Mr. Sinclair said he would be surprised if border negotiations between Canada and the U.S. can ameliorate the friction of border security entirely. “I don’t think that there’s a strong appetite on the part of the United States to push the border out to the Canadian frontier and rely on Canadian enforcement as if it was their own,” Mr. Sinclair said. He is more worried that Canada won’t be vigilant enough in those negotiations, and might instead sacrifice sovereignty, data, and privacy to try to “achieve something that may not be achievable through negotiation.” “If it’s achievable, it’s probably more to do with the evolution of the American mindset,” Mr. Sinclair said. “And maybe as we get further and further away from 9/11 and major attacks, those concerns will lessen over time.”

Security obsessions “put sand in the gears”

An obsession with border security “puts sand in the gears,” said economist Sherry Cooper, financial advisor to MDC Partners Inc. “It reduces productivity and efficiencies.”

To illustrate that, she told about having to send perfume by truck to her mother in Florida because it exceeded the limit for shipping by air. “That’s obviously going to take longer and it’s certainly less efficient. But you can imagine what the implications of that are for businesses,” said Ms. Cooper, former Executive Vice-President and Chief Economist at Bank of Montreal. The consequences of terrorism are so great, though, that “the U.S. is justified in the fact that we all run this terrible risk and we’ve got to catch 100 per cent of them, if you miss one, you could end up with another disaster and catastrophe,” Ms. Cooper said.

Just in case shipping

The post 9/11 security environment has caused businesses to shift their logistic models from just in time delivery to “just in case,” Ms. Littlepage said. During the writing of the 2010 border report, the Chamber heard a lot of stories about how companies were warehousing supplies just in case of delays at the border.” “They’re sitting on stock just in case of a delay or some driver got turned away at the border. Obviously there are costs embedded in that,” Ms. Littlepage said.

David Bradley, President of the Canadian Trucking Alliance, said in an email that he has encountered similar tales. “However, the recession and the slow pace of recovery has mitigated that somewhat,” Mr. Bradley observed. “Obviously, following through on the Beyond the Border agreement, investing in modern border, highway and bridge infrastructure – all of which improve the efficiency, predictability and reliability of the supply chain – play an important role. There is still much work to do and our biggest enemy is complacency.”

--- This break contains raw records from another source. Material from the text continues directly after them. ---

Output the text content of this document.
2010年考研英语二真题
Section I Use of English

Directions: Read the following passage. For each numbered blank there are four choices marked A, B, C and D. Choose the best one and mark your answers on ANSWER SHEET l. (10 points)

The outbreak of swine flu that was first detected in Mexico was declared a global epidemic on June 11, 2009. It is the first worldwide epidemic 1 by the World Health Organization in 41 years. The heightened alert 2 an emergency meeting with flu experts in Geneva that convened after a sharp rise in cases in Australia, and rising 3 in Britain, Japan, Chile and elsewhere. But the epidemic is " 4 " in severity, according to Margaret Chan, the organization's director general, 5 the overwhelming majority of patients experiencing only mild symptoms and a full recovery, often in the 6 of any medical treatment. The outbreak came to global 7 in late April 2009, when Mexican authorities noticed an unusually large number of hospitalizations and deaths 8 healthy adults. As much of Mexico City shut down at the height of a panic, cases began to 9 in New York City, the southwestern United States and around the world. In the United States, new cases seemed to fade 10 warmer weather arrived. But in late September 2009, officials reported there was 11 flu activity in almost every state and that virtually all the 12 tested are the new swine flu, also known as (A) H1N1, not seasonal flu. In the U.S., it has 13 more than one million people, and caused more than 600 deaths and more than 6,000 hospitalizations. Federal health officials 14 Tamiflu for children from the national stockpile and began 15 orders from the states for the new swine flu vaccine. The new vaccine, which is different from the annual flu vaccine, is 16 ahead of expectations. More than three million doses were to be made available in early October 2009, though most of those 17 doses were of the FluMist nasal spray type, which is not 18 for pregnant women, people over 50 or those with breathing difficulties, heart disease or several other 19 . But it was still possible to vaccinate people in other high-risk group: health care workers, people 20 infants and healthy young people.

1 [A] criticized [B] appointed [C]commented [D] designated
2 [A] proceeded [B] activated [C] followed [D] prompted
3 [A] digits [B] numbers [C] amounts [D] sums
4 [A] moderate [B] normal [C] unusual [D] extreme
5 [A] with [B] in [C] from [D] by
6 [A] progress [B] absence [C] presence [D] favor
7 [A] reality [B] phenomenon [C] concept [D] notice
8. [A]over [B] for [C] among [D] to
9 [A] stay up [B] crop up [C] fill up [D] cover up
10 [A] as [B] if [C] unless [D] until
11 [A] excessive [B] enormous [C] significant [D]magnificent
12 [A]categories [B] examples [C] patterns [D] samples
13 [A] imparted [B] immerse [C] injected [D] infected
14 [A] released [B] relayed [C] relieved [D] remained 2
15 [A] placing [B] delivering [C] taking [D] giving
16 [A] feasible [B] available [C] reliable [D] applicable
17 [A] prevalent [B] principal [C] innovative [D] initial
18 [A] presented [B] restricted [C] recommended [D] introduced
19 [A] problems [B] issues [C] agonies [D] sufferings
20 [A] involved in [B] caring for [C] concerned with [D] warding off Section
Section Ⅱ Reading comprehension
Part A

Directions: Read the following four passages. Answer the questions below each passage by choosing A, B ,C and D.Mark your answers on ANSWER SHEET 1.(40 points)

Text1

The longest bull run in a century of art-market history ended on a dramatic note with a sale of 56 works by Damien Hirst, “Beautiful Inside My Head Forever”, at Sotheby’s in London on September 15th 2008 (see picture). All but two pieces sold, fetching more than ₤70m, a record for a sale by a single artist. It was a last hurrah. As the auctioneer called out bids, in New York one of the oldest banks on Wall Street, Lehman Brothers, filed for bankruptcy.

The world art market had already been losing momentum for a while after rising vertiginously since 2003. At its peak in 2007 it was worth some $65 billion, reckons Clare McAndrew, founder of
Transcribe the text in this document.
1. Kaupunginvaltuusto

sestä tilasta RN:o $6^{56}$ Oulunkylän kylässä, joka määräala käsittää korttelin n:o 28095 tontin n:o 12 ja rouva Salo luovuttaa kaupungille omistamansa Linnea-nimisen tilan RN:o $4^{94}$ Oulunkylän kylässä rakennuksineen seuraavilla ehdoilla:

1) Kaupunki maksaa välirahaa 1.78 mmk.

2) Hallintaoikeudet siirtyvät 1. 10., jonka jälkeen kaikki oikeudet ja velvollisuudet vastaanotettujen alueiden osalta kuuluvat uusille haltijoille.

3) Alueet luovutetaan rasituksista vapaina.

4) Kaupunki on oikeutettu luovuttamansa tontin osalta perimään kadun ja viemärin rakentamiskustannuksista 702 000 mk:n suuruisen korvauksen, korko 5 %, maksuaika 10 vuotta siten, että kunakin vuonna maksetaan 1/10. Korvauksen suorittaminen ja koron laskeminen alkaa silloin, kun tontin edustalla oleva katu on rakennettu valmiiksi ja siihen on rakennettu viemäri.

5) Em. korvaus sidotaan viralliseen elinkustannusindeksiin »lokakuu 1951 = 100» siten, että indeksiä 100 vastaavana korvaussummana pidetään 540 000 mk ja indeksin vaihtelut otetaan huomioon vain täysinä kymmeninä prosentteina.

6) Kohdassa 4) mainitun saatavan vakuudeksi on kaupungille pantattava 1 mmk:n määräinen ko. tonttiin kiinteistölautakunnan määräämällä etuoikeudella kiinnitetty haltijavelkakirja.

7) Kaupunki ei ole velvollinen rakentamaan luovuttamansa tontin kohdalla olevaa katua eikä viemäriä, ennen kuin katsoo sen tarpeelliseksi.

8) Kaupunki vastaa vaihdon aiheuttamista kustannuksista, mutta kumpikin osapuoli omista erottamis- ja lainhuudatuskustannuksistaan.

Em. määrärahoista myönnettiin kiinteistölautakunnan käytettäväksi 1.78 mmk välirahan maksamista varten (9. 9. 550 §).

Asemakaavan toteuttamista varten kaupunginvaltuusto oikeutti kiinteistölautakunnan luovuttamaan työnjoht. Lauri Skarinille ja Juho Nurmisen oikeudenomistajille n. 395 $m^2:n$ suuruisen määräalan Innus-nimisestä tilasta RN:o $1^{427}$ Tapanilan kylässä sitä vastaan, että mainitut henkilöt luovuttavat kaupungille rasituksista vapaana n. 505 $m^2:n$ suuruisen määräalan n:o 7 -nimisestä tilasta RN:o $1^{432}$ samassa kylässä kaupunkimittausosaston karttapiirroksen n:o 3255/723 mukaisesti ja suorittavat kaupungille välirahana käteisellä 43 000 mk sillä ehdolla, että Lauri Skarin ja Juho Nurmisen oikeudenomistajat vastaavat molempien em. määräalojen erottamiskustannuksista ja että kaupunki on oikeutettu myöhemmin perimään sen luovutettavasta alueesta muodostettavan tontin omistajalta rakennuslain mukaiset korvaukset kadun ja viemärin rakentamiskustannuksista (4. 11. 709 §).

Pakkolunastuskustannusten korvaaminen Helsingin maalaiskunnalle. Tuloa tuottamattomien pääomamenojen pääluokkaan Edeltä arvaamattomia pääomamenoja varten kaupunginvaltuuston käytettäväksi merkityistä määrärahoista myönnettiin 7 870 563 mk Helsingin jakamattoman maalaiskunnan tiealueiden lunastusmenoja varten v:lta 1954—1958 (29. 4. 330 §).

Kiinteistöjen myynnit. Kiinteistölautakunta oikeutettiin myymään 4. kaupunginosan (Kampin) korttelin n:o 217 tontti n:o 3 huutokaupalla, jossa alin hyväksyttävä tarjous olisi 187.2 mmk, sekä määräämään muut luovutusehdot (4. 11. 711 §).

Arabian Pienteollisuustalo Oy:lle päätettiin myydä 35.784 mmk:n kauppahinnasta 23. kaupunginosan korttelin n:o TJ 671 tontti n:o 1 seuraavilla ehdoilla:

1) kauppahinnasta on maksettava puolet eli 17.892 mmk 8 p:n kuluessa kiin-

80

A matter of life and death

A good example of cargoes that rely on an efficient border are medical isotopes, Ms. Littlepage said. Canada produces about of the third of the world’s supply, and almost all of North America’s. Used in nuclear medicine, some of the isotopes have very short half-lives. The half-life of molybdenum-99 is 66 hours, while technetium-99, the isotope used in the majority of nuclear medicine scans, decays in just six hours. “There is such a short viable lifespan that they have to be just in time,” Ms. Littlepage said. “So the companies that deal with medical isotopes are some of the ones that are most heavily engaged in making the border more efficient. Because it’s life-saving technology that really depends on being able to cross the border in a predictable manner.”

Not a day goes by, Ms. Littlepage said, that she doesn’t receive a call from a Chamber member talking about a problem at the border. “And I think the highest level of governments understand that they have to find a balance between security and trade,” Ms. Littlepage said. “But it can be difficult to find that balance. And I think it’s a real concern that if it comes down to the wire and they have to choose between trade and security, some camps will want to choose security.”